Imunização começa nesta segunda-feira (11). Pessoas com HIV devem ser vacinadas a partir do dia 18
A campanha de vacinação contra a gripe foi antecipada para segunda-feira (11), na cidade de São Paulo. De acordo com a Secretaria Municipal de Saúde (SMS) o objetivo é reduzir os casos de complicações e óbitos causados pela doença no público-alvo, que representa aproximadamente 3,2 milhões de pessoas.
Seguindo a ordem de grupos prioritários, o calendário segue como nos anos anteriores. Na próxima segunda-feira (11), idosos, indígenas, gestantes e crianças de seis meses a menores que cinco anos começam a ser vacinados.

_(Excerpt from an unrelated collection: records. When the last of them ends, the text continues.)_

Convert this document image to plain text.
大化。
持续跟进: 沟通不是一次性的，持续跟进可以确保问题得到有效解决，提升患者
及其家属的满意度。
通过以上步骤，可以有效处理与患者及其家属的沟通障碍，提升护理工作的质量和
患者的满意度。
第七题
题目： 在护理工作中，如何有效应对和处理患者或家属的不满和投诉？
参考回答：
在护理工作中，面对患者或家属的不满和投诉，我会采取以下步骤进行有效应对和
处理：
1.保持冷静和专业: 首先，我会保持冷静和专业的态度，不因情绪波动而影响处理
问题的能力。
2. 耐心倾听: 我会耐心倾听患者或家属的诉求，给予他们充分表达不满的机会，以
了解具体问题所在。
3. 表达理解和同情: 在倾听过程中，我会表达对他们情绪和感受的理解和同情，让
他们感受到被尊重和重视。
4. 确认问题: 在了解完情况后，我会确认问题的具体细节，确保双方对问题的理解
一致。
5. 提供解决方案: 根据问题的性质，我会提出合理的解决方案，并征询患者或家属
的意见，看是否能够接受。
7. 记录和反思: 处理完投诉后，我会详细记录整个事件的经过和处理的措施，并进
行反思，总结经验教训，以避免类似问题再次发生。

A partir do dia 18, é a vez das mulheres que tiveram bebês nos últimos 45 dias e pessoas com doenças crônicas. Neste último grupo estão inseridas as pessoas vivendo com HIV.
A coordenadora de imunização do município de São Paulo, Maria Lígia Nerger, explica que, para todos os grupos prioritários, a vacina é uma eficaz aliada na redução de riscos de complicações causadas pelo H1N1. “No caso das pessoas com HIV, a gripe pode evoluir rapidamente para uma pneumonia viral ou bacteriana, isso pode levar de uma internação ao óbito. Por isso, é importante essa imunização”, diz a coordenadora.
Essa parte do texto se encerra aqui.